St Cyril's Rehabilitation Unit is operated by St George’s Care UK Limited
We undertook this unannounced focused inspection of St Cyril’s Rehabilitation Unit in response to concerns that were raised with us about the safety and quality of the services provided to patients. This inspection focused on the safety of the services provided and how well led the service was. Where we observed practice in other areas we have included this information in the report. As this was a focused inspection we did not rate the service.
We previously inspected this service using our comprehensive inspection methodology. We carried out the previous announced inspection on 1 and 2 of March 2017.
To get to the heart of patients’ experiences of care and treatment, we ask the same five questions of all services: are they safe, effective, caring, responsive to people's needs and well-led? Where we have a legal duty to do so we rate services’ performance against each key question as outstanding, good, requires improvement or inadequate.
Throughout the inspection, we took account of what people told us and how the provider understood and complied with the Mental Capacity Act 2005.
The main service provided by this hospital was Community Inpatient Services.
We found the following areas for improvement:
- Staff did not always recognise, assess and mitigate risks to patients’ safety. This included lack of compliance with the provider’s early warning scoring system. Staff were not always following the provider’s policy for recording and acting on early warning scores.

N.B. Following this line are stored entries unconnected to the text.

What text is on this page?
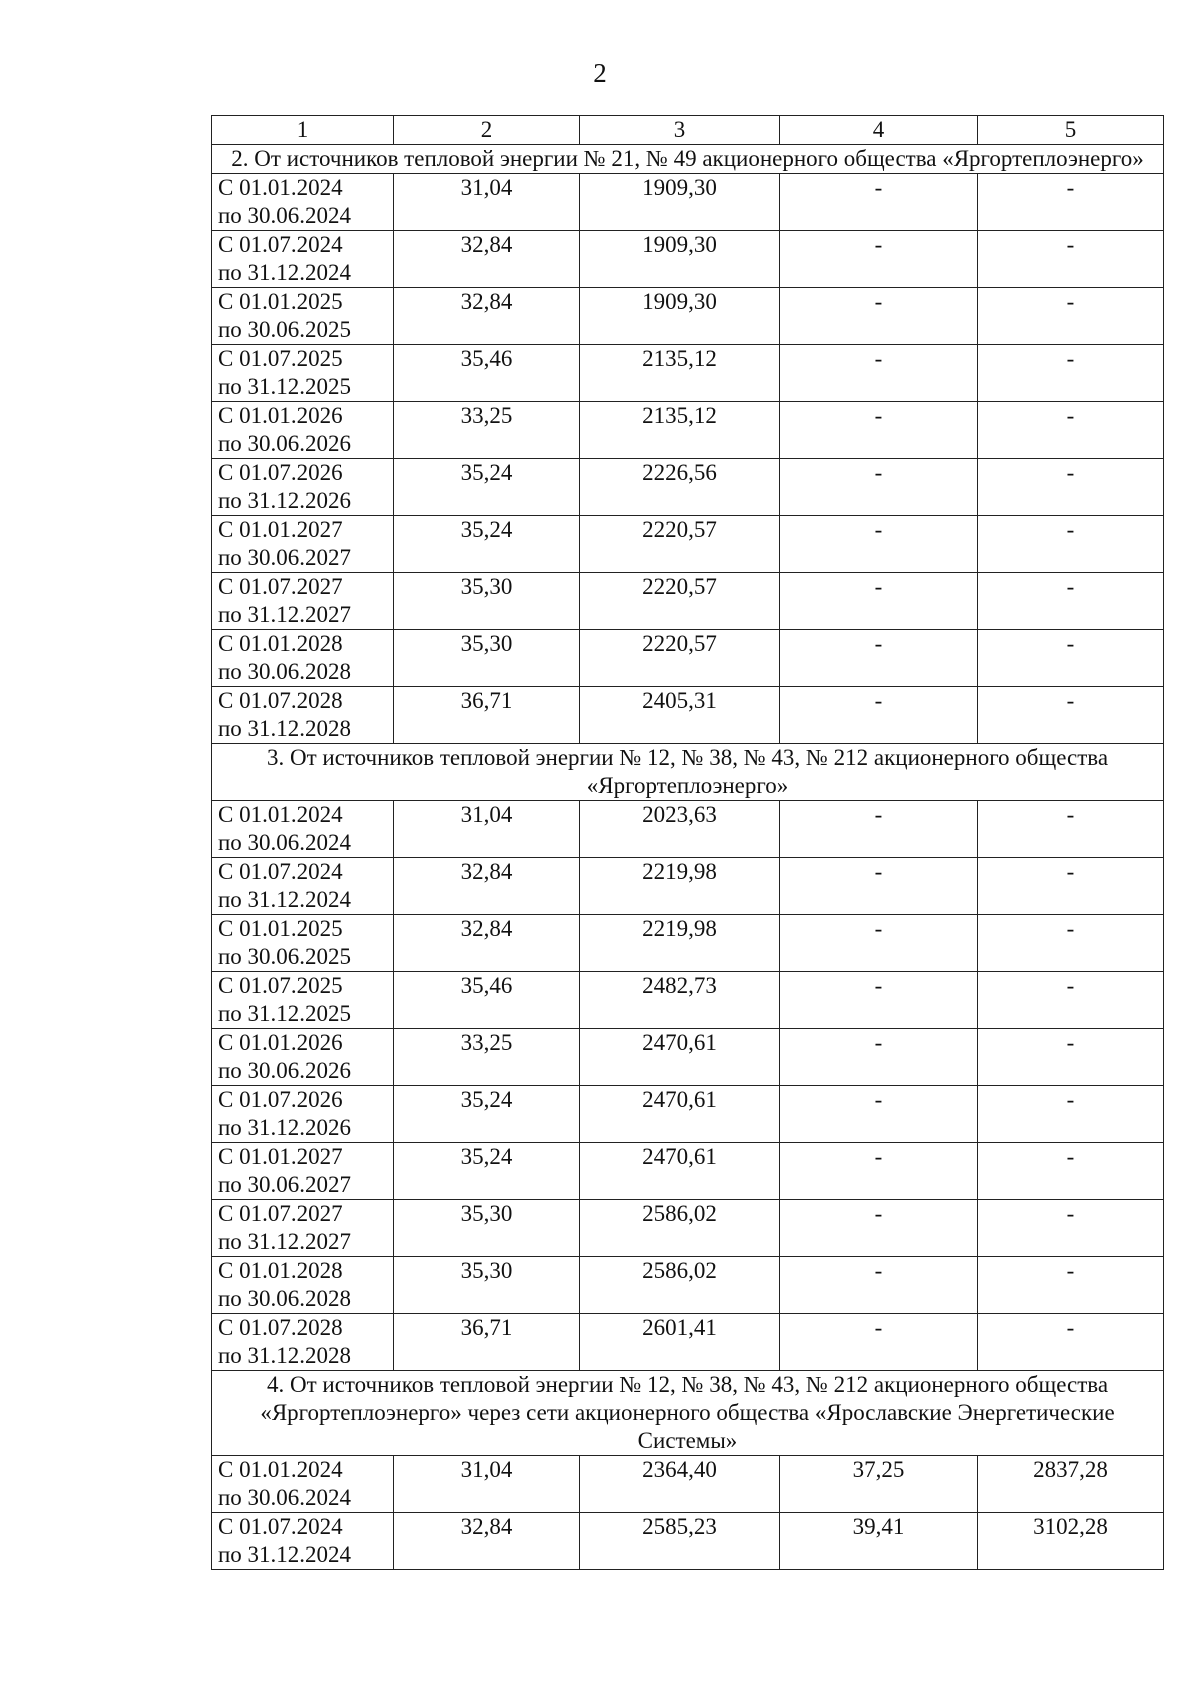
2
1	2	3	4	5
2. От источников тепловой энергии № 21, № 49 акционерного общества «Яргортеплоэнерго»				

С 01.01.2024
по 30.06.2024	31,04	1909,30	-	-

С 01.07.2024
по 31.12.2024	32,84	1909,30	-	-

С 01.01.2025
по 30.06.2025	32,84	1909,30	-	-

С 01.07.2025
по 31.12.2025	35,46	2135,12	-	-

С 01.01.2026
по 30.06.2026	33,25	2135,12	-	-

С 01.07.2026
по 31.12.2026	35,24	2226,56	-	-

С 01.01.2027
по 30.06.2027	35,24	2220,57	-	-

С 01.07.2027
по 31.12.2027	35,30	2220,57	-	-

С 01.01.2028
по 30.06.2028	35,30	2220,57	-	-

С 01.07.2028
по 31.12.2028	36,71	2405,31	-	-
3. От источников тепловой энергии № 12, № 38, № 43, № 212 акционерного общества «Яргортеплоэнерго»				

С 01.01.2024
по 30.06.2024	31,04	2023,63	-	-

С 01.07.2024
по 31.12.2024	32,84	2219,98	-	-

С 01.01.2025
по 30.06.2025	32,84	2219,98	-	-

С 01.07.2025
по 31.12.2025	35,46	2482,73	-	-

С 01.01.2026
по 30.06.2026	33,25	2470,61	-	-

С 01.07.2026
по 31.12.2026	35,24	2470,61	-	-

С 01.01.2027
по 30.06.2027	35,24	2470,61	-	-

С 01.07.2027
по 31.12.2027	35,30	2586,02	-	-

С 01.01.2028
по 30.06.2028	35,30	2586,02	-	-

С 01.07.2028
по 31.12.2028	36,71	2601,41	-	-
4. От источников тепловой энергии № 12, № 38, № 43, № 212 акционерного общества «Яргортеплоэнерго» через сети акционерного общества «Ярославские Энергетические Системы»				

С 01.01.2024
по 30.06.2024	31,04	2364,40	37,25	2837,28

С 01.07.2024
по 31.12.2024	32,84	2585,23	39,41	3102,28
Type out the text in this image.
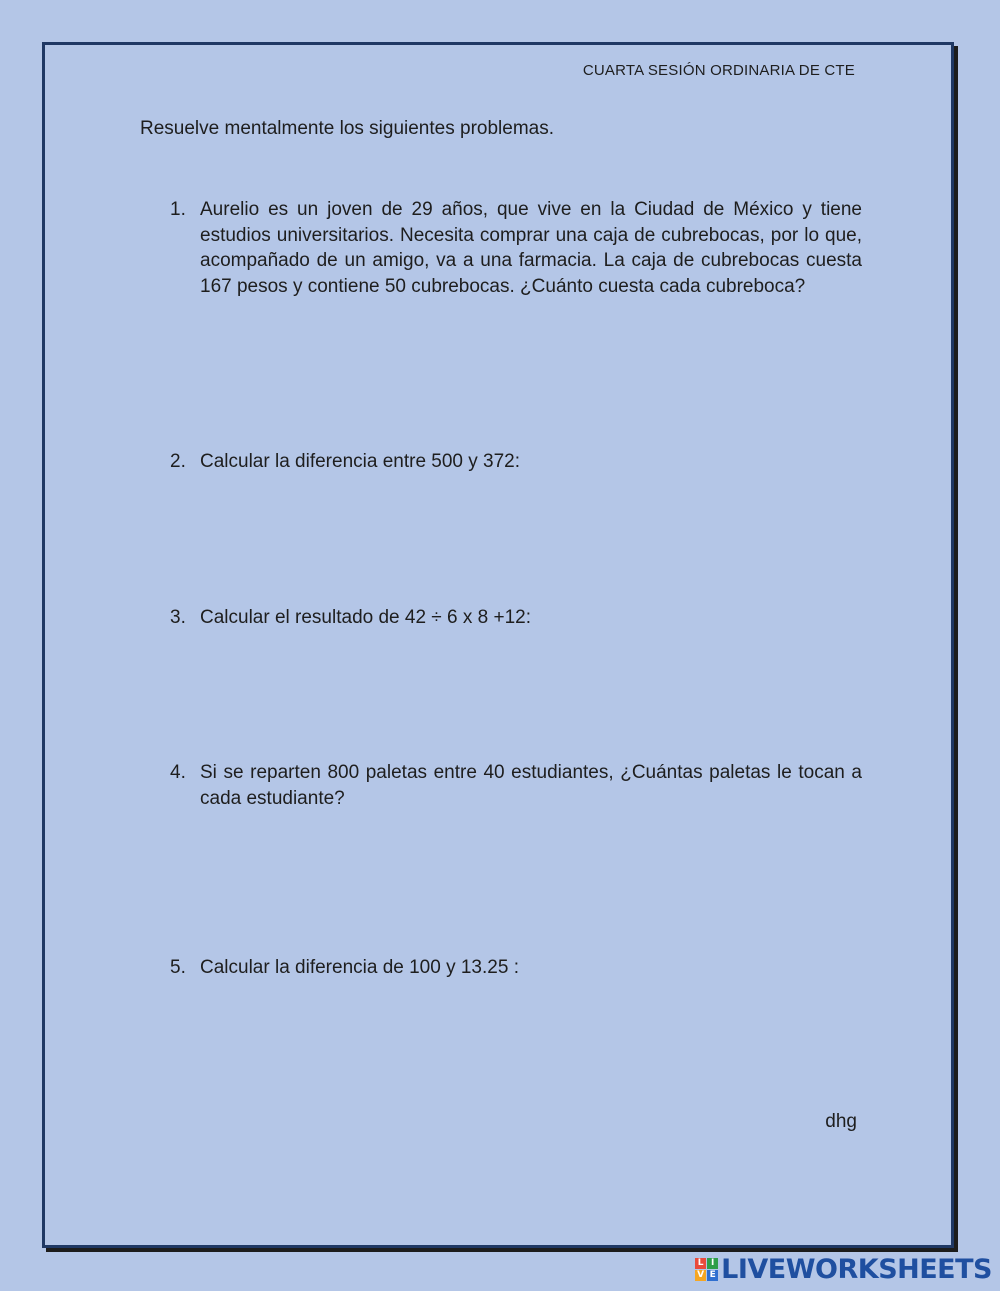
CUARTA SESIÓN ORDINARIA DE CTE
Resuelve mentalmente los siguientes problemas.
1. Aurelio es un joven de 29 años, que vive en la Ciudad de México y tiene estudios universitarios. Necesita comprar una caja de cubrebocas, por lo que, acompañado de un amigo, va a una farmacia. La caja de cubrebocas cuesta 167 pesos y contiene 50 cubrebocas. ¿Cuánto cuesta cada cubreboca?
2. Calcular la diferencia entre 500 y 372:
3. Calcular el resultado de 42 ÷ 6 x 8 +12:
4. Si se reparten 800 paletas entre 40 estudiantes, ¿Cuántas paletas le tocan a cada estudiante?
5. Calcular la diferencia de 100 y 13.25 :
dhg
L I
V E LIVEWORKSHEETS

- Nurse staffing of an appropriate skill mix to provide senior nurse cover was inconsistent. Senior nurses (band 6) were in charge on most shifts but there were an excessive number of shifts, particularly night shifts, where the senior nurse was a band 5.
- The safe management of medicines continued to require improvement. Audits had identified areas for improvement but these had not been addressed and no action had been taken to improve standards.
- The medical cover arrangements were provided on a sessional basis by two consultants from local trusts which did not provide dedicated substantive medical oversight. However, the provider had advertised for a substantive full time consultant. In addition the senior clinical nurse role was vacant, this meant staff were not always able to seek senior clinical nursing advice and support. This also meant that there was a risk of insufficient clinical oversight and challenge within the hospital to recognise and act on areas of poor clinical practice.
- The hospital manager role was vacant and despite temporary cover being provided by a senior member of the corporate team this meant that there was insufficient oversight of the hospital business.
However,
- Staff treated patients with kindness and provided care to patients while maintaining their privacy, dignity and confidentiality.
- Controlled drugs were stored and managed appropriately.
- We found improvements in the way patients individual needs were catered for and considered since the last inspection.
Following the inspection, we told the provider that it must take some action to comply with the regulations and that it should make other improvements, even where a regulation had not been breached, to help the service improve.
When we formally warn a service, or propose action to add or remove a condition, we have to give it time to submit representations to us or appeal to an independent tribunal. We can only publish information about action we've taken when this period has ended.
Full information about CQC’s regulatory response to any concerns found during inspections is added to reports after any representations and appeals have been concluded.